Architecture
A question mark (?) after a word, phrase, or diagram component means that item is optional.
OpenScraping Context#
The below diagram illustrates a common example of how OpenScraping is used in a broader context/on a macro scale.
graph TB
subgraph A [Client]
end
A -->|Create Job| B[OpenScraping Job API]
subgraph Scraper
B -->|Distributes Job to an Agent| C[Agent]
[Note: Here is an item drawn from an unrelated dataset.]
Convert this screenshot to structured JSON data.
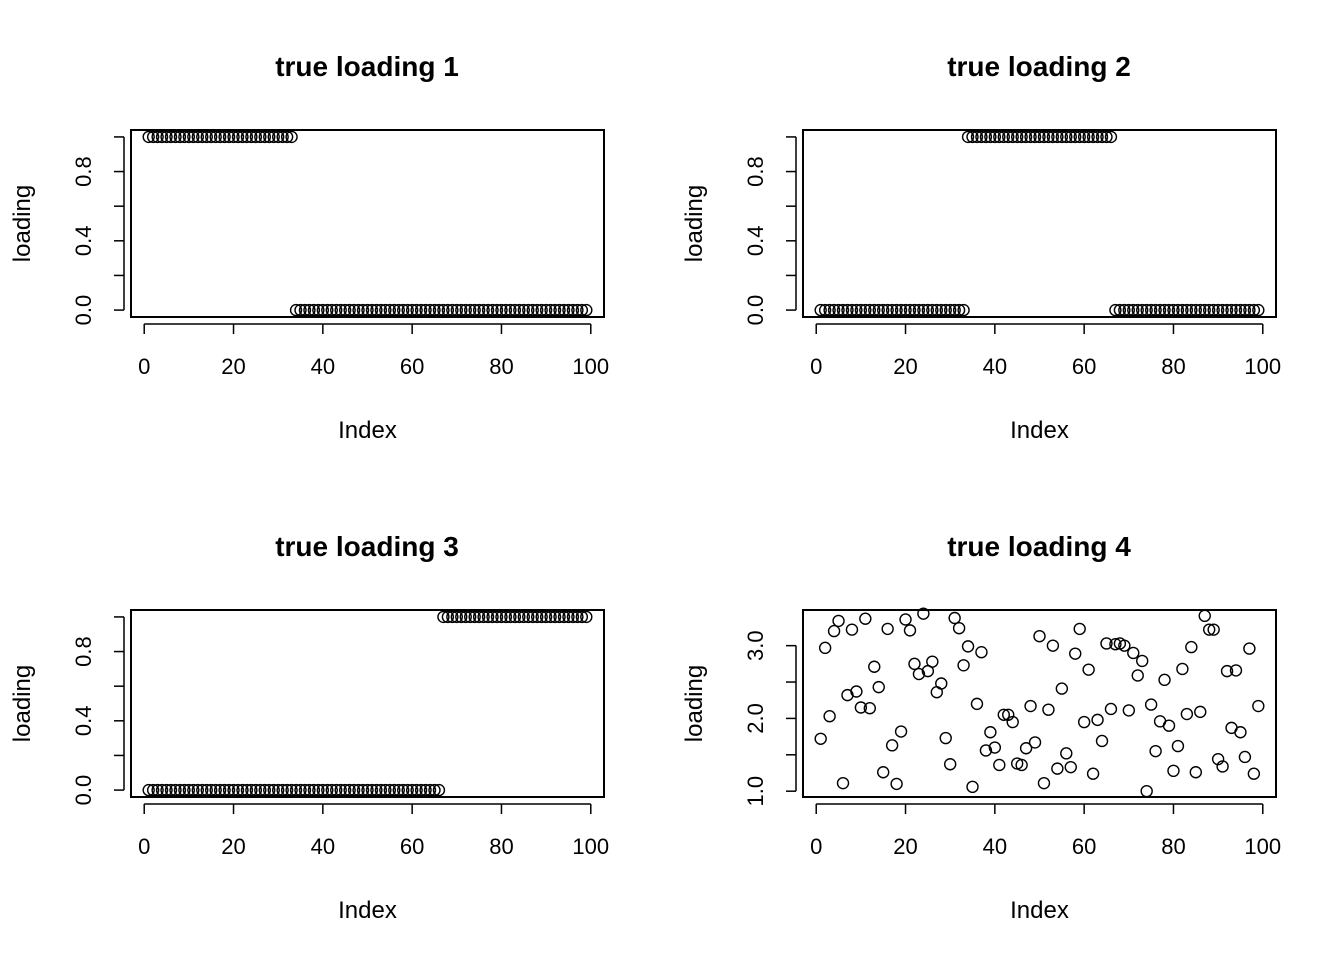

C -->|Run, and store in?| D[(Data Store)]
end
A -->|Retrieve Data| D
A -->|Check status| B
B -->|Notify Job completed, with data?| A
Agent Execution#
This diagram shows a visual representation of the rough execution flow of any given OSP agent.
graph TB
B[Job Service] -->|Fetch job for agent| C[Requestor]
subgraph Agent
C --> D[Matcher 1]
C --> K[Matcher 2]
K --> J[No Match, end]
C --> L[... Matcher N]
L --> J[No Match, end]
subgraph Matcher Processing
D --> E[Parser?]
E --> F[Extractor]
F --> G[Generator?]
end
end
G -->|Store relevant data| H[Data Service]
The Requestor accesses the network. TODO: Matchers are run in parallel to improve performance. Each Matcher Processing operation is run sequentially and synchronously on that Matcher's thread.